No podemos dejar de mencionar en este comentario, los polifenoles y el etanol. Los primeros, vastamente presentes en el vino tinto, son potentes antioxidantes que mejoran el perfil lipídico aumentando la concentración de HDL (ojo, ¡a la par que de triglicéridos [TG]!) y reduciendo la susceptibilidad del LDL a la oxidación. El consumo moderado de vino incrementa la producción de óxido nítrico (NO), lo cual induce vasodilatación, reduce la agregación plaquetaria y aumenta la fibrinólisis. Todo ello conduce a una reducción de la rigidez arterial, la trombosis y la hipertensión. En relación al etanol per se, se ha observado un beneficio frente a la diabetes mellitus. La ingesta de cantidades pequeñas a moderadas potencia la sensibilidad a la insulina incrementando los receptores de glucosa. Este hecho junto con el incremento del colesterol HDL y apolipoproteína A (ApoA) podrían contribuir al descenso de incidencia de CI en estos supuestos.

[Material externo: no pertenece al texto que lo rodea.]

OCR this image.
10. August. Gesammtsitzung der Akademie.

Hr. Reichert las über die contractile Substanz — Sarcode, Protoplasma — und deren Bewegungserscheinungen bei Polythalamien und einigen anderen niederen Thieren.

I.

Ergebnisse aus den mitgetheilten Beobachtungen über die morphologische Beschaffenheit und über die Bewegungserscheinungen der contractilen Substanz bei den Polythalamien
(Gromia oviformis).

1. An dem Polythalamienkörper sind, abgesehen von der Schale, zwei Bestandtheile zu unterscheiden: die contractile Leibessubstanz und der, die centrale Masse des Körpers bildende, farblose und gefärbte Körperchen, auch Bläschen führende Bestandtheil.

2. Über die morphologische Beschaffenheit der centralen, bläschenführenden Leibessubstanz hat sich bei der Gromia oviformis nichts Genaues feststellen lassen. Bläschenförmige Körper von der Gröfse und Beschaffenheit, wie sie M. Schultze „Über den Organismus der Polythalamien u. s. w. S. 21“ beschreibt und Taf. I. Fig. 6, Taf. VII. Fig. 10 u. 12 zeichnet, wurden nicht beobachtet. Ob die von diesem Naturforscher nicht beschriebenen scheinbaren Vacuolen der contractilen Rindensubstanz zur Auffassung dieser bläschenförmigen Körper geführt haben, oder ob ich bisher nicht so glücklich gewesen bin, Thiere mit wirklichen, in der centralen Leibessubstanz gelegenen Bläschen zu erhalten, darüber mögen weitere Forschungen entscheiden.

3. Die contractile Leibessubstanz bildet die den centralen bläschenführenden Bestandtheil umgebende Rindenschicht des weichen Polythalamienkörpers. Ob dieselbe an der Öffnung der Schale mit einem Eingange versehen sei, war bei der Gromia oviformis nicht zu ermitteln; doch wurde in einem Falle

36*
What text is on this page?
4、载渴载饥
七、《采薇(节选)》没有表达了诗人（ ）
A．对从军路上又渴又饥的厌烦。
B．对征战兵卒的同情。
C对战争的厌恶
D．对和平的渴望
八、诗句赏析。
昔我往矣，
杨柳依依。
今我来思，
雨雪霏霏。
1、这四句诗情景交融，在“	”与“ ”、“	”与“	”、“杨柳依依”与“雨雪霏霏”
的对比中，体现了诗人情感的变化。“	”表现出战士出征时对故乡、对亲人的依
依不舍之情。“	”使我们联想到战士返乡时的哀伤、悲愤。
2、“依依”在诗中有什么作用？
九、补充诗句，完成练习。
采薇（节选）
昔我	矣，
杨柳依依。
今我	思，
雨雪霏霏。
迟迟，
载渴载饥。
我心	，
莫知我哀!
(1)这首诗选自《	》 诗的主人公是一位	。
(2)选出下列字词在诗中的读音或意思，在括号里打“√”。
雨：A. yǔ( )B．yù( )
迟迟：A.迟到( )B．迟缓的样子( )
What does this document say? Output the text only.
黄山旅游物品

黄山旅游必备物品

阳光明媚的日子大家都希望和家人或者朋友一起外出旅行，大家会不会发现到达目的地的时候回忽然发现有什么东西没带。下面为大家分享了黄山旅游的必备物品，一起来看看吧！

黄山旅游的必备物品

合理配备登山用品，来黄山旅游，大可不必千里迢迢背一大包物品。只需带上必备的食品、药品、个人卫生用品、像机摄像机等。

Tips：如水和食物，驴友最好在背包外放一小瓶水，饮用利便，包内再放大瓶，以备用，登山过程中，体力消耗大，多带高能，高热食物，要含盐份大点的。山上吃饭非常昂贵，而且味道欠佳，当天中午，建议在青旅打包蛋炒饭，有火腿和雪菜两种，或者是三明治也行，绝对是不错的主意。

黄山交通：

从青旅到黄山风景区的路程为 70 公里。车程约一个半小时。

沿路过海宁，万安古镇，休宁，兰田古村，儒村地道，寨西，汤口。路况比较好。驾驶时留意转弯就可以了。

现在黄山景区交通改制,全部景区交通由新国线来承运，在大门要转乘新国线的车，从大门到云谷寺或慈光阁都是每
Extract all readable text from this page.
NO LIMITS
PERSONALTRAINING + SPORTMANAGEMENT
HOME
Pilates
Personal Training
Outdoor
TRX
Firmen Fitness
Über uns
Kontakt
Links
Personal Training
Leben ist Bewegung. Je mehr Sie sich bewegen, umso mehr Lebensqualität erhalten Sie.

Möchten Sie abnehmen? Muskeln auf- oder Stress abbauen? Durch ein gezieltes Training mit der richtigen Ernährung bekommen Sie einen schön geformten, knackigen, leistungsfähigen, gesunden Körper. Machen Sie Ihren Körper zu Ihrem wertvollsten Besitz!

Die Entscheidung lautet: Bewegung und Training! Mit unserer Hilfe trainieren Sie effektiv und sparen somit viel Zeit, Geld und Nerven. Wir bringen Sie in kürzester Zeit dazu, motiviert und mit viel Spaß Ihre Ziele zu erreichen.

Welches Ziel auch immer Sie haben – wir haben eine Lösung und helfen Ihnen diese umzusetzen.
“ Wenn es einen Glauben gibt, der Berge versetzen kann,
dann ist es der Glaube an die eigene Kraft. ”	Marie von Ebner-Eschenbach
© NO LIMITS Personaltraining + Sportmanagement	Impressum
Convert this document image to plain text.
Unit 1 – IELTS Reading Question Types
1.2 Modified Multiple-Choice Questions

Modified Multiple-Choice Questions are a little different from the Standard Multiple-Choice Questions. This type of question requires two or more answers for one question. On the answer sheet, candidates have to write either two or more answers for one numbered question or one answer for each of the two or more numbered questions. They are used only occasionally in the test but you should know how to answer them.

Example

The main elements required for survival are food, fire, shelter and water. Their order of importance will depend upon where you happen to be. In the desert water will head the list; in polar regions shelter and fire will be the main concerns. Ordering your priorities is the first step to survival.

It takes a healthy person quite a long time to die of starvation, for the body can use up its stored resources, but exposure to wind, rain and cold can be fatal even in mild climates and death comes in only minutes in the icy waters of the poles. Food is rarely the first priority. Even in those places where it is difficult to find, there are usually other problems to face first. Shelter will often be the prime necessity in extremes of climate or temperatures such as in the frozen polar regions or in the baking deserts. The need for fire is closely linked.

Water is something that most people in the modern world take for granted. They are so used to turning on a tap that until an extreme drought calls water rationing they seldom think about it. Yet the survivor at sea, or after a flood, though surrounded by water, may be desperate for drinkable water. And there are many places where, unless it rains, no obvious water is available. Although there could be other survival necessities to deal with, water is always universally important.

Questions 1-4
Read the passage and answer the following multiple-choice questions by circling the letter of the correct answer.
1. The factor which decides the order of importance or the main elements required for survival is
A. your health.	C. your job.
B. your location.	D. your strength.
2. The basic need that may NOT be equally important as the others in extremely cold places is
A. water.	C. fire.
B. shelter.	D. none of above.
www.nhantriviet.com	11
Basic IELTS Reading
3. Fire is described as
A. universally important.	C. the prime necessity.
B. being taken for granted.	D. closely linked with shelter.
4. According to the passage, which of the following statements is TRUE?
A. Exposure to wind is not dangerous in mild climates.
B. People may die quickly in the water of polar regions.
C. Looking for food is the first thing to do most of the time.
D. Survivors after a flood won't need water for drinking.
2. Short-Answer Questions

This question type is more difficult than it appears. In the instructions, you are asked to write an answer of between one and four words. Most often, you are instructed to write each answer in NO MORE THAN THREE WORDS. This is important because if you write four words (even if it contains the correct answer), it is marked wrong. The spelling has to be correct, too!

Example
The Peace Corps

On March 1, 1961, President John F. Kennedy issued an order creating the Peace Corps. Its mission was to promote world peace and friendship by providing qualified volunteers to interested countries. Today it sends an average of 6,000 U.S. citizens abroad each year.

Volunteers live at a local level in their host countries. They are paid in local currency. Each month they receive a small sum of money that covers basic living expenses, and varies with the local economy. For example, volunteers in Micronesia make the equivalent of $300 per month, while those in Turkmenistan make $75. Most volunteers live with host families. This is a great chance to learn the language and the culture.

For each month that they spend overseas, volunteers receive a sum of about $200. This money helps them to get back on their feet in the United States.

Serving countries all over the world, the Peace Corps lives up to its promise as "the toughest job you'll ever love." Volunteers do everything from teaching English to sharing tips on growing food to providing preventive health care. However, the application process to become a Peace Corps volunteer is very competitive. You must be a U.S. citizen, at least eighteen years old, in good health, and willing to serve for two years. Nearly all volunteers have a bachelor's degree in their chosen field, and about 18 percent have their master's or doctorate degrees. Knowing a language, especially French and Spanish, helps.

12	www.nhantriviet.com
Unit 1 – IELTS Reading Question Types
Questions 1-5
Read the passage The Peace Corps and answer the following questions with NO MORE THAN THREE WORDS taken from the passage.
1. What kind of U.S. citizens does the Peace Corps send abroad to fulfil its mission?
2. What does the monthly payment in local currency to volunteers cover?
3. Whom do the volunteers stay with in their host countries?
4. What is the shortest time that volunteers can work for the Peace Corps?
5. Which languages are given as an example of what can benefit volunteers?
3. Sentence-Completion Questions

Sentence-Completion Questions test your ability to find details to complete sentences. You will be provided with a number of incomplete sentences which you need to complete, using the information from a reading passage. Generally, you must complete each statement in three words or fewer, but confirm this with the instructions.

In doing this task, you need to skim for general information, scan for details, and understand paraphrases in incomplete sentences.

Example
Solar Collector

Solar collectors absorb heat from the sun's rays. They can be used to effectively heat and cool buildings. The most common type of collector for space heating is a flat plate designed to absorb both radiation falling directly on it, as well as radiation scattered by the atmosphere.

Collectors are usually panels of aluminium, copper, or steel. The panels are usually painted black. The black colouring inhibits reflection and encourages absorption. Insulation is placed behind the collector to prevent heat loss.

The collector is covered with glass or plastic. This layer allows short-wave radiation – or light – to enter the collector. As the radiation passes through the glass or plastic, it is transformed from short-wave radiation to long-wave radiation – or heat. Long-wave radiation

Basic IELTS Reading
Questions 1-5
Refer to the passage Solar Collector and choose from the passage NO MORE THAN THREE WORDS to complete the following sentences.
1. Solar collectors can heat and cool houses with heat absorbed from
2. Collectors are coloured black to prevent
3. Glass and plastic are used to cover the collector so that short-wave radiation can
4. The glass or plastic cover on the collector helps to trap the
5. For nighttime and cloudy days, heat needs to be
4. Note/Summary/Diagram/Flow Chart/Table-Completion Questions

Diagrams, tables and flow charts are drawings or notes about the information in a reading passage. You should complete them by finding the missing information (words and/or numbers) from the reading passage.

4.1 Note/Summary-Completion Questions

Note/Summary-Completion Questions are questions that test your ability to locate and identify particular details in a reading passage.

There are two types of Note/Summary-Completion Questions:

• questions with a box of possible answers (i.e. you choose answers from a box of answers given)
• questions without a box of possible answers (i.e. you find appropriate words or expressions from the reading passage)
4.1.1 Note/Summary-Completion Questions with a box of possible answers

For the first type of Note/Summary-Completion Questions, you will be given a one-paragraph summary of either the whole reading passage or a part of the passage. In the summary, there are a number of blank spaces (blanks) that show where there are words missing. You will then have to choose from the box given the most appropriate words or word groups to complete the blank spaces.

Dicho lo anterior, llega el momento de contestar a la pregunta, ¿tinto o cebada? A priori parece que el contexto social y la hora del día en que nos lo pregunten, van a ser determinantes. Pero ¿cuál sería la respuesta más saludable? Existen numerosos estudios que han puesto en relevancia la asociación inversa entre la ingesta de distintos tipos de bebidas alcohólicas y la CI. A pesar de no existir un patrón claramente identificado para cada tipo de ellas (vino, cerveza, espirituosos) existe un acuerdo epidemiológico al respecto de la reducción de CI atribuible siempre que no sean consumidas en cantidades excesivas. Rimm y colaboradores llevaron a cabo una revisión sistemática en la que identificaron 4 estudios concluyentes a favor de dicha relación con el vino, 4 más sobre la cerveza y otros 3 haciendo énfasis sobre las bebidas de alta graduación. No existe sin embargo acuerdo acerca de cuál es aquella que más beneficio reporta, eso sí, siempre y cuando se tomen en cantidades moderadas. Más allá, el etanol podría tener efectos deletéreos sobre el riesgo arrítmico, muerte súbita, miocardiopatía alcohólica e hipertensión entre otros. Si bien la ingesta recomendada es la “moderada” a raíz de la lectura de esta publicación la no hallada definición universal de dicha cantidad me hace pensar en lo que beben nuestros pacientes… “Lo normal”, sea cuanto sea eso.
En resumen, a pesar de no haber sido identificado un tipo específico de bebida por sus beneficios cardiovasculares, la evidencia disponible sugiere que el etanol y los polifenoles del vino pueden conferir beneficios sinérgicos frente a enfermedades crónicas relacionadas con la cardiopatía isquémica. Los polifenoles abundantes en el tinto, flavonoides y no flavonoides, pueden juntos reducir la agregación plaquetaria, aumentar la fibrinolisis, incrementar el HDL y promover la liberación de NO. Todo ello en un contexto de ingestas moderadas para no sobrepasar el umbral en que dicho hábito se tornaría deletéreo. Reflexionen ahora sobre tus preferencias: tinto, cerveza o cubata. ¿Y cuánto? Lo normal, ¿verdad?
Referencia
Wine and Cardiovascular Health. A Comprehensive ReviewA Comprehensive Review
- Sohaib Haseeb, Bryce Alexander, Adrian Baranchuk.
- Circulation. 2017;136(15):1434-1448.